Current offerings by the suppliers who actually stock the supplementary seals AFH 4822, 4823 and 4819 provide a p-shaped seal that does not have the same profile as the drawing in the service parts list (see page RF, item #34, best seen in the twin cam version). In pictures above (far above) can be seen on the car with the original AFH4822.
Photos and dimensions below are from an original part, supplied by Ian Bowen.
Note from Ian Bowen: "As far as I remember, the staple holds the long door seal to the tapered seal round about the area where the bottom of the block is. As far as I can see, this would hold the long seal tightly up against the block (as the tapered seal is glued to the body) where it starts to curve upwards. I can only assume that this would make for a better seal although my long seal holds perfectly well and I don't have the tapered seal fitted so don't have a staple. The other possibility (although the long seal & the tapered seal have separate part numbers) is that when you bought the long seal, it came with the tapered seal attached so that it fitted in the right place on assembly - this might have been done for factory assembly for ease & speed of fixing??? Only an idea as the staple really did not seem to do much"!
Both ends are identical so the strip can be used for LHS and RHS. The strip is behind the door seal with the edge of the seal touching its raised part.
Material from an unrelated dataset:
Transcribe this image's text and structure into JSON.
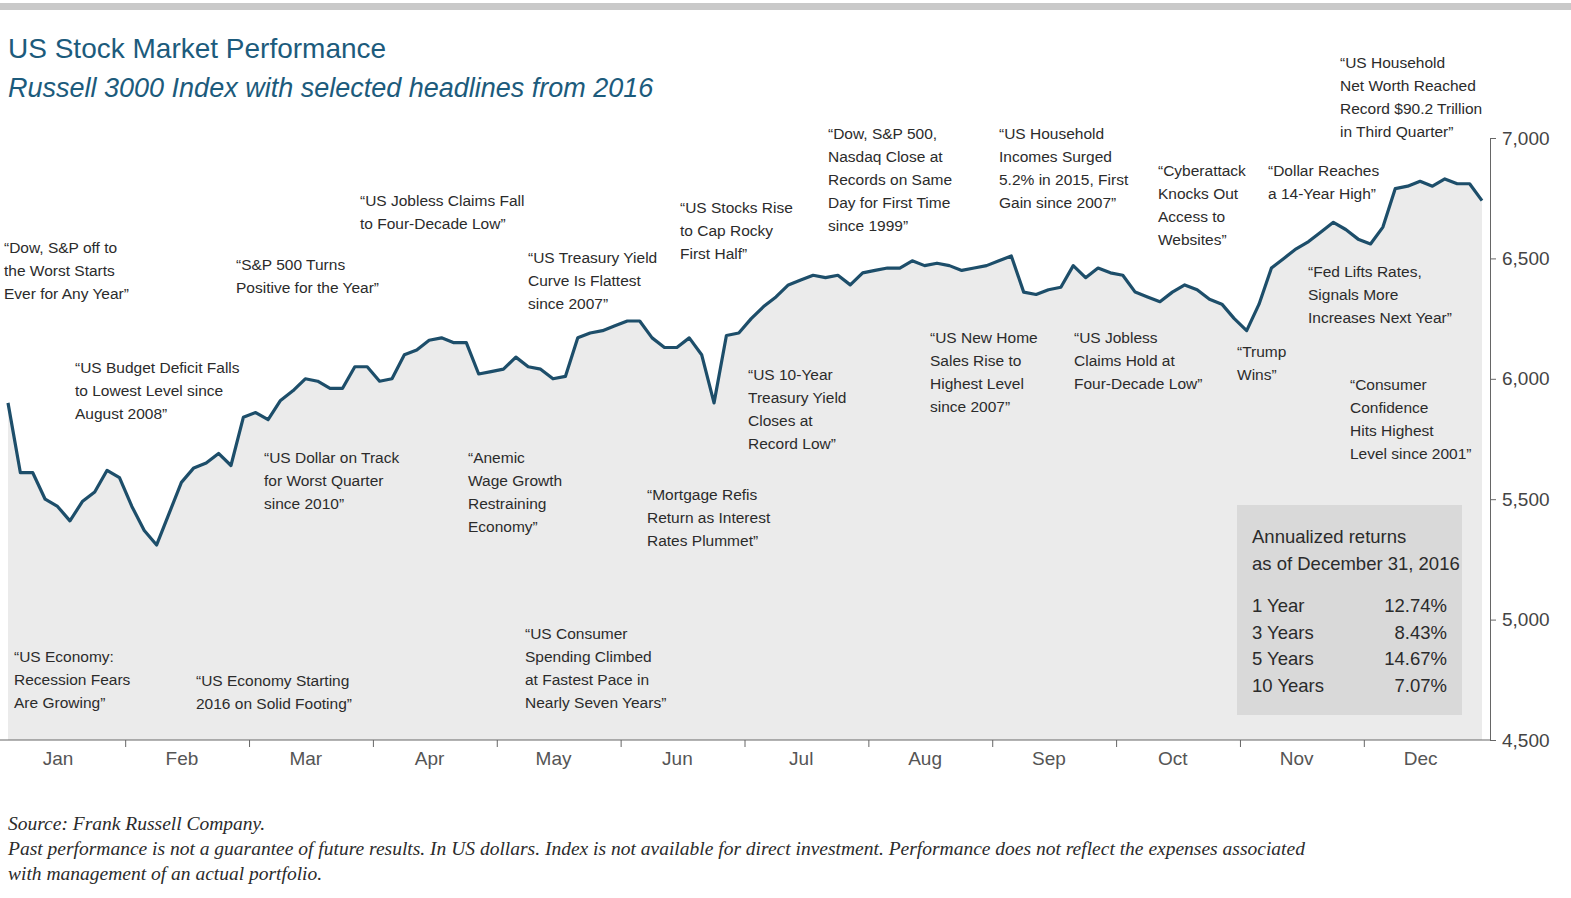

The strip runs from the bottom of the A-post up, over the rubber block, and finishes at the bottom of the chrome door surround. It was originally secured to the door seal at the top by a staple. The flap that sits under the main door seal was glued in place.
Consider that the 20-inch height will cover the full height of the door post. I believe this means the "L" shape edge of the long seal is intended to be in intimate contact with the door shell for full height. This means the rubber wedge block is glued to the body first as a spacer to make the body shape more closely match the door shape. The long rubber strip is then tucked under the edge of the main door seal and is glued to the body post and on top of (aft of) the rubber wedge block. There was a staple securing the long rubber strip to the rubber wedge block, possibly a production technique to assure the strip stayed stuck while the adhesive would dry.
A few people who had seen the seal said that the pads AFH4822/23 were good water traps for rust promotion. The horse-hair blocks in the pillars would also contribute to rust in this area, as shown below.